I need to search in string that contains a substring. I am looking for the efficient way to do so.
Slow version:
import polars as pl
def search_text(queries, text):
return [query for query in queries if query in text]
pl_df = pl.DataFrame( {
"Title": ["I am aa", "I am bbob"]
})
queries = ['aa', 'bb']
pl_df = pl_df.with_columns(pl.col('Title').map_elements(lambda text: search_text(queries, text)).alias('Title_match'))
print(pl_df)
shape: (2, 2)
┌───────────┬─────────────┐
│ Title ┆ Title_match │
│ --- ┆ --- │
│ str ┆ list[str] │
╞═══════════╪═════════════╡
│ I am aa ┆ ["aa"] │
│ I am bbob ┆ ["bb"] │
└───────────┴─────────────┘
A common approach is to create a single regex delimited by |
.
You want to sort your queries by length descending and run them through .str.escape_regex()

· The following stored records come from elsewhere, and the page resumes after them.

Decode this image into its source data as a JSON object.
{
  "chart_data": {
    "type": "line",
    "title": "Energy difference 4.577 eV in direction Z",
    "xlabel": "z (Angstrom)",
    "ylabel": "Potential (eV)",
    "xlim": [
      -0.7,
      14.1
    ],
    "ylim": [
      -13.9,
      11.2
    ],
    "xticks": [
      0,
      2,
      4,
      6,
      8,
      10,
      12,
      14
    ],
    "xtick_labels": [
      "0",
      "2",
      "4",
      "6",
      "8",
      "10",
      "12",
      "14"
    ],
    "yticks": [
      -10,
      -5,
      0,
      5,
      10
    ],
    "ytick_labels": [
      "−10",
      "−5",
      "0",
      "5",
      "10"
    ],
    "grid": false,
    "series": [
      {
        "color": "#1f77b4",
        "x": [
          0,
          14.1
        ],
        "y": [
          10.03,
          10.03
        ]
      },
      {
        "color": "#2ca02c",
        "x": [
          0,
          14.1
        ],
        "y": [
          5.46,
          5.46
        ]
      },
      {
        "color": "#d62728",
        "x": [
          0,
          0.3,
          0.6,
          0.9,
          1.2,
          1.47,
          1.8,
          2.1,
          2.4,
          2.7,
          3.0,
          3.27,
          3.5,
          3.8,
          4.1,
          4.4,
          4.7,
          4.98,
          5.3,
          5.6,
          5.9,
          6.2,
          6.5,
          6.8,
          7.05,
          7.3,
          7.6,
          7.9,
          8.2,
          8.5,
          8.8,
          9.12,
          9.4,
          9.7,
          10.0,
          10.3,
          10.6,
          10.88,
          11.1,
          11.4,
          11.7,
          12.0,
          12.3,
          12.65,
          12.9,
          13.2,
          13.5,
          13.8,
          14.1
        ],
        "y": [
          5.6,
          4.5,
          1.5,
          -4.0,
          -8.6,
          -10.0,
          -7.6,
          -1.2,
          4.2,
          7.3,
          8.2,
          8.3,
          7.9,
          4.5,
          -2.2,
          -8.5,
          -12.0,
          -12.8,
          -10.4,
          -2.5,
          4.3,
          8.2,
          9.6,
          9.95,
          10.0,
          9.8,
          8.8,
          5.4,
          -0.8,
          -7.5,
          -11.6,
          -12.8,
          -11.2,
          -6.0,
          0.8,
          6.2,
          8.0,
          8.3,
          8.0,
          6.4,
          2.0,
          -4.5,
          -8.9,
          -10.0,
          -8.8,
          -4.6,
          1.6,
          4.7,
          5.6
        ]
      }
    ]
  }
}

to prevent possible false matches (e.g. if they could contain metachars such as .
)
queries = ["aa", "bb", "bo"]
pattern = (
pl.Series(sorted(queries, key=len, reverse=True))
.str.escape_regex()
.str.join("|")
)
pattern.item()
# 'aa|bb|bo'
df.with_columns(
pl.col("Title").str.extract_all(pattern).alias("Title_match")
)
shape: (2, 2)
┌───────────┬─────────────┐
│ Title ┆ Title_match │
│ --- ┆ --- │
│ str ┆ list[str] │
╞═══════════╪═════════════╡
│ I am aa ┆ ["aa"] │
│ I am bbob ┆ ["bb"] │ # NOTE: `bo` is not matched
└───────────┴─────────────┘
Alternatively, there is .str.extract_many()
for non-regex (Aho-Corasick) matching.
It also supports overlapping matches, if needed.
df.with_columns(
pl.col("Title").str.extract_many(queries, overlapping=True)
.alias("Title_match")
)
shape: (2, 2)
┌───────────┬──────────────┐
│ Title ┆ Title_match │
│ --- ┆ --- │
│ str ┆ list[str] │
╞═══════════╪══════════════╡
│ I am aa ┆ ["aa"] │
│ I am bbob ┆ ["bb", "bo"] │
└───────────┴──────────────┘